Anyhow, shortly after testing Posterous’ upload with my other outposts I started looking around my WordPress admin panel for this blog and guess what I found? WordPress allows me to update by email. So, while it doesn’t allow some of the synching, I can enjoy the main feature (ironically not being used as I type this) without having to add yet another site and invest yet more time toward my list of maintainable digital assets (which as I’ve noted in the past, has a downside).

But my personal qualms aside, the point here is simple: Short of a killer patent (and even that’s not a sure thing) any technological point of difference a company has is going to be copied, and possibly improved upon, very quickly by someone else. This is especially true of technologies that enhance platforms that are already well established (like Posterous to blogs).

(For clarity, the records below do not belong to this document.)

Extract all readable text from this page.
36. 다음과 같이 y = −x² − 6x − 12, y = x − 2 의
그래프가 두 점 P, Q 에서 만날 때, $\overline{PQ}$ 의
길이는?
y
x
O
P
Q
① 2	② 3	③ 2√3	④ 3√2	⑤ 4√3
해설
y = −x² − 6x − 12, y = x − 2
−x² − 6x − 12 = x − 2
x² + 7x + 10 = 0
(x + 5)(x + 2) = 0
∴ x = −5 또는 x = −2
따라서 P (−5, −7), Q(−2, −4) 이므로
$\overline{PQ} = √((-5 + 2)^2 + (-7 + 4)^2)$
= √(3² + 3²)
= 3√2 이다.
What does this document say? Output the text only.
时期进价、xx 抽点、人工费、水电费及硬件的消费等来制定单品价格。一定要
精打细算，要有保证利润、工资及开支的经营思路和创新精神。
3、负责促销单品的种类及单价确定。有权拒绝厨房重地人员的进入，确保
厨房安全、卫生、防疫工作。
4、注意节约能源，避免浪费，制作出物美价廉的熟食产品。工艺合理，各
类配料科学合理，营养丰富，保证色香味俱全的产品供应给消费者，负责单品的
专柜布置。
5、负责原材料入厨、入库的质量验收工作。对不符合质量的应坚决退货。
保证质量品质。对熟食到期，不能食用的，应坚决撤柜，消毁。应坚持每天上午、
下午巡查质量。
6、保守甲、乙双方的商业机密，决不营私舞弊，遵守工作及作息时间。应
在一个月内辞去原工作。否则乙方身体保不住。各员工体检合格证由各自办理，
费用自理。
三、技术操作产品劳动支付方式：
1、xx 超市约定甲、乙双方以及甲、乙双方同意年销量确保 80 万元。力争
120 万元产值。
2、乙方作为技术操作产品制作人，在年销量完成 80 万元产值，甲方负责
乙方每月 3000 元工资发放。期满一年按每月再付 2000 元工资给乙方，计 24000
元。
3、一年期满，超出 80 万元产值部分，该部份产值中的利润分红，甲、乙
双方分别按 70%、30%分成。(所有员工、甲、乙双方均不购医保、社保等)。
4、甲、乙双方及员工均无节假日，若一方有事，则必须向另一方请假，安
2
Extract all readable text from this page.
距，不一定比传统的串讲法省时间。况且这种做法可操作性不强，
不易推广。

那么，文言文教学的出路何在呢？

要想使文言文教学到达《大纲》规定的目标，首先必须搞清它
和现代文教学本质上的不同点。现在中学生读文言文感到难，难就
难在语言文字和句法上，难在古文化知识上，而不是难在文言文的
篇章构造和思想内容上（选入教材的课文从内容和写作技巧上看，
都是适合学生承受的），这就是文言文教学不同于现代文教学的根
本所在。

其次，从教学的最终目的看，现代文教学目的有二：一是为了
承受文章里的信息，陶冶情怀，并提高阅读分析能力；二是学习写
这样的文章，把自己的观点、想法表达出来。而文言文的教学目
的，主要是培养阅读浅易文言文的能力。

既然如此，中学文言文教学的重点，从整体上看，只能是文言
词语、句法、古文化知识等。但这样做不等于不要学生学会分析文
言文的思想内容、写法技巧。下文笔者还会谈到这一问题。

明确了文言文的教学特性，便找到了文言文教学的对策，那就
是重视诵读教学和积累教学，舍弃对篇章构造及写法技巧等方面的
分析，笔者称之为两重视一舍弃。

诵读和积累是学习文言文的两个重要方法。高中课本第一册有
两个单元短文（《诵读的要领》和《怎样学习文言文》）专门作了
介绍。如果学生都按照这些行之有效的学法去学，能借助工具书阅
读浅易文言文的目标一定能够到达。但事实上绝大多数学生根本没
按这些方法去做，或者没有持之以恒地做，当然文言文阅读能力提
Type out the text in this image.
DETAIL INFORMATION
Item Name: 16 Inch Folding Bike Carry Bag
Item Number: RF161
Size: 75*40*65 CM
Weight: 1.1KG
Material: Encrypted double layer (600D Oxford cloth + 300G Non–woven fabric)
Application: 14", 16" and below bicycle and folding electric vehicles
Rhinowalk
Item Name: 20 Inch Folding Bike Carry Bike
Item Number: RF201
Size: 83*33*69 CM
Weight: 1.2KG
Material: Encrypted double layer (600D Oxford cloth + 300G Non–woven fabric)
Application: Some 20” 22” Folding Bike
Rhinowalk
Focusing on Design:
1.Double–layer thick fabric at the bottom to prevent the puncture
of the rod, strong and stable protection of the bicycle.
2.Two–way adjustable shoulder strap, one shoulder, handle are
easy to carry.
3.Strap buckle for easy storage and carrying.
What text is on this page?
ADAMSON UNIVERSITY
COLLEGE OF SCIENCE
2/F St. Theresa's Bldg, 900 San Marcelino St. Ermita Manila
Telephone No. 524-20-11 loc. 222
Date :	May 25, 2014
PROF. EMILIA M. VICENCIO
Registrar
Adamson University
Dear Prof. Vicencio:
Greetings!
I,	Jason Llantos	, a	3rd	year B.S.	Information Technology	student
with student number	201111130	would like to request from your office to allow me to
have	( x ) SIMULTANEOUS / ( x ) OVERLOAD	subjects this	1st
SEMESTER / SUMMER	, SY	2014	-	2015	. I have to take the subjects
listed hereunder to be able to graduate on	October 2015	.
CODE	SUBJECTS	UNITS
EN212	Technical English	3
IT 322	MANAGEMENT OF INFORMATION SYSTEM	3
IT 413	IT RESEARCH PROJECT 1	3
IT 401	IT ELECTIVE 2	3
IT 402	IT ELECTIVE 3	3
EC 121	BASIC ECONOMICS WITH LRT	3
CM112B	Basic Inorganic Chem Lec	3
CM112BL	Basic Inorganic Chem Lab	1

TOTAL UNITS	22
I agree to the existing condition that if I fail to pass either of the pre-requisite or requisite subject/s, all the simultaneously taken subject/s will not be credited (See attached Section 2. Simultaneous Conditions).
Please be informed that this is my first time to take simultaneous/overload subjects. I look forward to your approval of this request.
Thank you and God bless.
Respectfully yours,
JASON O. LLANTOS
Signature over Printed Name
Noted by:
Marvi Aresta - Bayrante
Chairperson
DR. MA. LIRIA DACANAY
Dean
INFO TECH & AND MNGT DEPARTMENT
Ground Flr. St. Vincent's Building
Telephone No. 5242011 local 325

There’s also the chance that the technology, without a reasoned business strategy, might turn out to be an enabling technology (like, say, email or IM) that gains huge use but make no one any money.

So while that company might get funded and even grab a lot of headlines, without the ‘monetization’ built in from the start (and ‘ad revenue’ doesn’t count anymore) that business plan is overvalued if its being valued at all.

We don’t need to go through the household names in the tech sector that are both well known and also well known for not making any money. Big corporations with the resources for deep due diligence have bought some of these and watched them show up as redlines in their annual reports – for years.There’s a long history of irrational exuberence when it comes to investing in ‘innovative technologies’ where the ‘money making part will be figured later’ (i.e. is not in the business plan).

It may be a business trend (or even in some instances a perverted selfish business model from the founders’ standpoints) to get investors to continually pump cash into these tech businesses in the hopes that they make money. But if your technology becomes the next email, or IM, you’ve not done any service to your investors.

I realize sweating the money side bucks the ‘change the world one data packet at a time’ ethos of the new digital world order, but the bottom line is, without proper funding ideas remain ideas and no one benefits. The big money is the catalyst to the big changes.